Dans la sous régions cette insuffisance dans la maîtrise de la circulation à fait du Cameroun le mouton noir de l’espace CEMAC. Au moins 2 cas (le 1er et le 4ème) de contamination au Tchad ont traversés la frontière venant du Cameroun. Des étudiants Gabonais ont traversés la frontière et ont été testé positifs à leur arrivée au Gabon. En Centrafrique, l’explosion des cas de contamination a été imputée aux camionneurs partis du Cameroun. A titre d’illustration, sur les 22 cas relevés le 26 avril dernier, le Ministre de la Santé de ce pays frère a dénombré 14 camionneurs  provenant du Cameroun.
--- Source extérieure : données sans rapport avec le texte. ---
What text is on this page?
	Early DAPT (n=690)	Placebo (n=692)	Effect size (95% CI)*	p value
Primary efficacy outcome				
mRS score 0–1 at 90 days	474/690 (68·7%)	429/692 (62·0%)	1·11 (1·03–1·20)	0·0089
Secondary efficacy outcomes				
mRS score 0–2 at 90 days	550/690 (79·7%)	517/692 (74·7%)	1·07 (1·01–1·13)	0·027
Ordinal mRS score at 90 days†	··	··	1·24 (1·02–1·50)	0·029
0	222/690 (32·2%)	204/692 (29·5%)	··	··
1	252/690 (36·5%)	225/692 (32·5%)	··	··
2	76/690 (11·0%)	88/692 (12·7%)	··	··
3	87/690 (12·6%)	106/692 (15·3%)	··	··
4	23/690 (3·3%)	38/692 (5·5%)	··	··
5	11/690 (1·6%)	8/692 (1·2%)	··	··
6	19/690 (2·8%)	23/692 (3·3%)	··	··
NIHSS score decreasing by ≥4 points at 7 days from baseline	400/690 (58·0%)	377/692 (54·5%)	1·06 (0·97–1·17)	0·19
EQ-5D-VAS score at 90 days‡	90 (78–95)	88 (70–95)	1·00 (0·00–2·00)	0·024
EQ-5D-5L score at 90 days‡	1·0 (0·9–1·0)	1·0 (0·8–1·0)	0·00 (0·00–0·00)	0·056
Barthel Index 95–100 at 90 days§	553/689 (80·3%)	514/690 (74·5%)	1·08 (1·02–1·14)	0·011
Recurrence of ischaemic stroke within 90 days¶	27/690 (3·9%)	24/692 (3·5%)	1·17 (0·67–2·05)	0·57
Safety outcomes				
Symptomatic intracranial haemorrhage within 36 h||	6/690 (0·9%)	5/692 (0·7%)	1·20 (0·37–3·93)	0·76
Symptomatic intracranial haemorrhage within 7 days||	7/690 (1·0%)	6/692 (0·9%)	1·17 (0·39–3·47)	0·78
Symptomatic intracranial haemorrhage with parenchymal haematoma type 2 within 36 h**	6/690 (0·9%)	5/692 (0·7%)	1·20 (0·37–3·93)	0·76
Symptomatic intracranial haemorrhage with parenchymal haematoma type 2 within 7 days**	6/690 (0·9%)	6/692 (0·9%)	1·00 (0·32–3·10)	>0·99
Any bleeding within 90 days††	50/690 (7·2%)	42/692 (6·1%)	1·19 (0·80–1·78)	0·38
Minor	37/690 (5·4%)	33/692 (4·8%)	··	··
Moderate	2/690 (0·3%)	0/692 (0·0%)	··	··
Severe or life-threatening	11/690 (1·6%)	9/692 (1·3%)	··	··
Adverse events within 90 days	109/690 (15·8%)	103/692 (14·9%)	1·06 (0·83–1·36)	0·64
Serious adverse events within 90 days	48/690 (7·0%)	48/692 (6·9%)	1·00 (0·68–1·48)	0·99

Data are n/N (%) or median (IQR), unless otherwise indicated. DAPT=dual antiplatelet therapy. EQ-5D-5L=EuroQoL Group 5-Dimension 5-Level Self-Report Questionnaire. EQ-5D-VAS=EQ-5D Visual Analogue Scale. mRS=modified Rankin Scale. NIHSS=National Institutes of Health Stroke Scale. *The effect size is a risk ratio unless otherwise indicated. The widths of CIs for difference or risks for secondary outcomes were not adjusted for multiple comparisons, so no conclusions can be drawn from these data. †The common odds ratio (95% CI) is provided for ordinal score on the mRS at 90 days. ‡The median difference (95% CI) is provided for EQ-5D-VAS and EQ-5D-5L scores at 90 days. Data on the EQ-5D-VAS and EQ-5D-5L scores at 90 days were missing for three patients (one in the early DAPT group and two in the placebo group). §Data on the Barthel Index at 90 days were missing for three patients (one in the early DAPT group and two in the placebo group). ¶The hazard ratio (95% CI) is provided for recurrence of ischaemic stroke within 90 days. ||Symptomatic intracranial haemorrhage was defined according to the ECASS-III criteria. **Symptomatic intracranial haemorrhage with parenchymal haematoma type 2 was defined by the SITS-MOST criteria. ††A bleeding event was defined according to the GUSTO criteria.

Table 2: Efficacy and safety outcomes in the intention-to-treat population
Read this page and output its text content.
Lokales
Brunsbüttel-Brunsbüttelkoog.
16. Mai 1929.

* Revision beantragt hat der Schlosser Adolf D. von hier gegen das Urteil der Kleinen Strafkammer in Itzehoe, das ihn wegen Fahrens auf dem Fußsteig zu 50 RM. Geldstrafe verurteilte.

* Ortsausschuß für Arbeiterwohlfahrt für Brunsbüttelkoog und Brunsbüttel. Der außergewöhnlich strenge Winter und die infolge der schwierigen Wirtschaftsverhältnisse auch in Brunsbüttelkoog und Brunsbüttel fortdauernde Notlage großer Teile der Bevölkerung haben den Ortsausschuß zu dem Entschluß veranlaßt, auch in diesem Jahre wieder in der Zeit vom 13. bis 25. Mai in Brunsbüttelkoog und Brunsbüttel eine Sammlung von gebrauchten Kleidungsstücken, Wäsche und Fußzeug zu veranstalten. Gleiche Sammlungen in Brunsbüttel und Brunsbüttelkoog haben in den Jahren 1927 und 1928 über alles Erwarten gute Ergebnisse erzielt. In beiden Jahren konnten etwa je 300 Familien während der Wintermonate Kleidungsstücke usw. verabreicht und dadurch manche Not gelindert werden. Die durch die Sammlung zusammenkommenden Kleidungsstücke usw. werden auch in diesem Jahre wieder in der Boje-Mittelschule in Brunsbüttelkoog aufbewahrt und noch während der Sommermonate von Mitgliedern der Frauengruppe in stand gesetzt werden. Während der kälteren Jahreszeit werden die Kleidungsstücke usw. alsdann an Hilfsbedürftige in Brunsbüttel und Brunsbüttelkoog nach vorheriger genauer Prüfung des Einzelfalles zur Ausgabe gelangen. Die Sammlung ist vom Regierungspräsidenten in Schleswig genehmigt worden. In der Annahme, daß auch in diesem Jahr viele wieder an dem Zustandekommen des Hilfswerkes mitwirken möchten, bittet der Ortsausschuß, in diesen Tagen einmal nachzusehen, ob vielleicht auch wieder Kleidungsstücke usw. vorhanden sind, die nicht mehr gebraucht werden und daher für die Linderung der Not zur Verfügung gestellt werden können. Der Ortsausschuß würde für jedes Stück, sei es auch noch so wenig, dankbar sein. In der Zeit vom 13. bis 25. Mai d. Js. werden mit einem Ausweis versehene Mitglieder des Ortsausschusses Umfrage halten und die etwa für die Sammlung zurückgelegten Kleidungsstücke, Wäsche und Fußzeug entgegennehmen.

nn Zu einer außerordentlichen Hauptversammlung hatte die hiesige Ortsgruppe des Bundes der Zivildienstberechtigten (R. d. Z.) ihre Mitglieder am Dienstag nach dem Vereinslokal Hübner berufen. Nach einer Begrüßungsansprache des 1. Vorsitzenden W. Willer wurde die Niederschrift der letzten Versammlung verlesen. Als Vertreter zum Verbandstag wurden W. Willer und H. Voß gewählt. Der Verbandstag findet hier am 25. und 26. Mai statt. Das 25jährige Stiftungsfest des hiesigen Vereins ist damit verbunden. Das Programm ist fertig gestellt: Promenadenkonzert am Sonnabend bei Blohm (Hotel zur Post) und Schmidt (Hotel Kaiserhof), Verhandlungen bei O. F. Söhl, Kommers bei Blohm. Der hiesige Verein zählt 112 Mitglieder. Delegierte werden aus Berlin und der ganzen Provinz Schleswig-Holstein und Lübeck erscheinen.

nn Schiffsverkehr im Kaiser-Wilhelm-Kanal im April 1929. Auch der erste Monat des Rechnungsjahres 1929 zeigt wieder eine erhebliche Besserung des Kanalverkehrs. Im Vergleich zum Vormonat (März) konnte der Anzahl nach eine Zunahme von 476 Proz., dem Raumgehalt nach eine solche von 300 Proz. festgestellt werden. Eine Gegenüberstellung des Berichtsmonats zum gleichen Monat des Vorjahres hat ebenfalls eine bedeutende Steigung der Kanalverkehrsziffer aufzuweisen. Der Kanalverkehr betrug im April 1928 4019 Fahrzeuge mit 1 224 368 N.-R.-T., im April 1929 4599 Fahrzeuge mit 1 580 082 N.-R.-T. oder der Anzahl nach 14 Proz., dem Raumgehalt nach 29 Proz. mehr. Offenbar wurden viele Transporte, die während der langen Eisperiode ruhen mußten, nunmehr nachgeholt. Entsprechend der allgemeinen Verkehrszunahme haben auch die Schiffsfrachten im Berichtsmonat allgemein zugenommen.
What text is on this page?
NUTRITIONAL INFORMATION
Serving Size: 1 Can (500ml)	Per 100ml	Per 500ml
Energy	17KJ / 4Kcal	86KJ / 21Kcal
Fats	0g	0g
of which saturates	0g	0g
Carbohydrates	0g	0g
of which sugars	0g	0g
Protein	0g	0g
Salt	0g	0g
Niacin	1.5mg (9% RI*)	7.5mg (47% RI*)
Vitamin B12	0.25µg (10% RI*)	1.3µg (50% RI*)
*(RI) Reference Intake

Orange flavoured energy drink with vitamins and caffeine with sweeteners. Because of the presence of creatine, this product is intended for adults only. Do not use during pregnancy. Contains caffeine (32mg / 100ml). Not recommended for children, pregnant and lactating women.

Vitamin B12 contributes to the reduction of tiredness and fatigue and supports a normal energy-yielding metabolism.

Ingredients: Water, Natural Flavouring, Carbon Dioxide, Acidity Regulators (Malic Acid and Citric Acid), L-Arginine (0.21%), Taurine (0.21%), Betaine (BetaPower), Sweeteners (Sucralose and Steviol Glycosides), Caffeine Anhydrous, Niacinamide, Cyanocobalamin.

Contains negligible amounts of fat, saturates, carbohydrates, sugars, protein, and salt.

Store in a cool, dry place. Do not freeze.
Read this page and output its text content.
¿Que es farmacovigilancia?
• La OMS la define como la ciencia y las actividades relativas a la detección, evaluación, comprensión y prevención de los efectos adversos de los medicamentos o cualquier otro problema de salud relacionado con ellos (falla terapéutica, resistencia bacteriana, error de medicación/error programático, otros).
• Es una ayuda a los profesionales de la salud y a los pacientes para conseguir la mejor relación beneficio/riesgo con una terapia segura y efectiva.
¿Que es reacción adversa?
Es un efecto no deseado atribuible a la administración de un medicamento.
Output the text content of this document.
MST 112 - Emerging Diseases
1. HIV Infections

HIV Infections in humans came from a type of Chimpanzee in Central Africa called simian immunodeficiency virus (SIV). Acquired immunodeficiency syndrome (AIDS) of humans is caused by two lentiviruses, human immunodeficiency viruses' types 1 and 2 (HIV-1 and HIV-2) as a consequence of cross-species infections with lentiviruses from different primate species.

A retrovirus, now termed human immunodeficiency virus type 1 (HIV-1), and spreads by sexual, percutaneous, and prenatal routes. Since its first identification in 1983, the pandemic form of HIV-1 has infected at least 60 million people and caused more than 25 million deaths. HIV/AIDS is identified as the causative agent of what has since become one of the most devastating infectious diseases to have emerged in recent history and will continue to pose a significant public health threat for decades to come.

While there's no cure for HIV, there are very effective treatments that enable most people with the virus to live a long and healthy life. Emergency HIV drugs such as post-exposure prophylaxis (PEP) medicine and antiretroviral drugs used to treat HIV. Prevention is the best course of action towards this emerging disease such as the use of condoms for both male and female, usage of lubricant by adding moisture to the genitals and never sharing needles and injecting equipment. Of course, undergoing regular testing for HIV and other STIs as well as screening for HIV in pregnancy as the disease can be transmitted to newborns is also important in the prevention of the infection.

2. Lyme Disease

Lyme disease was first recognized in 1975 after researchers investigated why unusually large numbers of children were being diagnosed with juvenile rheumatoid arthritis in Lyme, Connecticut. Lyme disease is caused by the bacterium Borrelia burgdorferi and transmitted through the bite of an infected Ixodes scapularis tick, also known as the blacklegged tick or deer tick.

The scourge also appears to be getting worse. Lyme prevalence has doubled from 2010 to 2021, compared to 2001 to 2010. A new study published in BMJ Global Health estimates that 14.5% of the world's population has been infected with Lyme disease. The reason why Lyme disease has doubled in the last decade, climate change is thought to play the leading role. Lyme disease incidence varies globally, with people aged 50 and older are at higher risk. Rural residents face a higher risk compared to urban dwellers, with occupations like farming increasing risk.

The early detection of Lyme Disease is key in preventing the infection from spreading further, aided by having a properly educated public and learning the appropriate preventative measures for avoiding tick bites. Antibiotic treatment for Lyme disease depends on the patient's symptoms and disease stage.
En contradiction avec la mesure d’interdiction des rassemblements de plus de 50 personnes, le Gouvernement a fait le choix de laisser les marchés et les grands carrefours comme Ndokoti ouverts favorisant par ce choix la propagation du virus. Plus graves et c’est sans aucun doute une particularité camerounais dans la gestion de cette pandémie, des officiels et des particuliers au motif de la lutte contre le COVID 19 par le biais de la distribution des dons, ont multiplié des attroupements largement au-delà de la limite des 50 personnes.

Tous ces comportements, ces attitudes dans la gestion de la pandémie ont contribué au résultat du pays tel qu’établi plus haut malgré la bravoure et le dévouement du corps médical. Et c’est bien vers les médecins, les infirmiers et l’ensemble des professionnels de la santé que la nation doit se tourner pour les hommages appuyés au corps médical.

En réalité si la mortalité a été relativement maîtrisée malgré tout le désordre observé dans la gestion gouvernementale de la pandémie, c’est bien parce que le corps médical a été effectivement à la tâche, souvent sans les protections idoines mais jusqu’au sacrifice suprême, beaucoup ayant laissé leur vie, ayant exposé directement leur famille pour nous sauver du coronavirus. Voyant leurs conditions de travail, chacun de nous a dû avoir peur pour une sœur, un frère ou un ami médecin, assistant, infirmier, aide-soignant, ambulancier, brancardier, administratif, restaurateur, technicien de surface…etc. Nos prières les ont accompagnés et continuent de les accompagner dans la guerre contre la pandémie qui comme je l’ai dit plus haut, est très loin d’être terminée aussi bien au Cameroun qu’à travers le monde.

On retiendra alors que malgré le sacrifice de nos lions indomptables de la santé, la gestion gouvernementale du COVID 19, lorsque viendra le moment du bilan, sera difficilement célébrée. Les chiffres à ce stade le laissent penser clairement. Dire le contraire aujourd’hui, c’est manquer de sincérité, c’est faire exclusivement dans la propagande. Il faut savoir reconnaitre les manquements et passer à autre chose. Il faut avouer ce qui apparait d’ores et déjà comme un échec pour espérer une capitalisation qui prépare les prochaines victoires. Il y aura d’autres pandémies. Surement pour les générations à venir, sortons de la propagande et préparons dès aujourd’hui les victoires futures du Cameroun par l’amélioration des conditions de travail des professionnels de la santé, en leur offrant une rémunération à la hauteur de leurs immenses sacrifices, en investissant effectivement pour la santé pour tous et en faisant de la préservation de la vie un impératif au-delà de tout.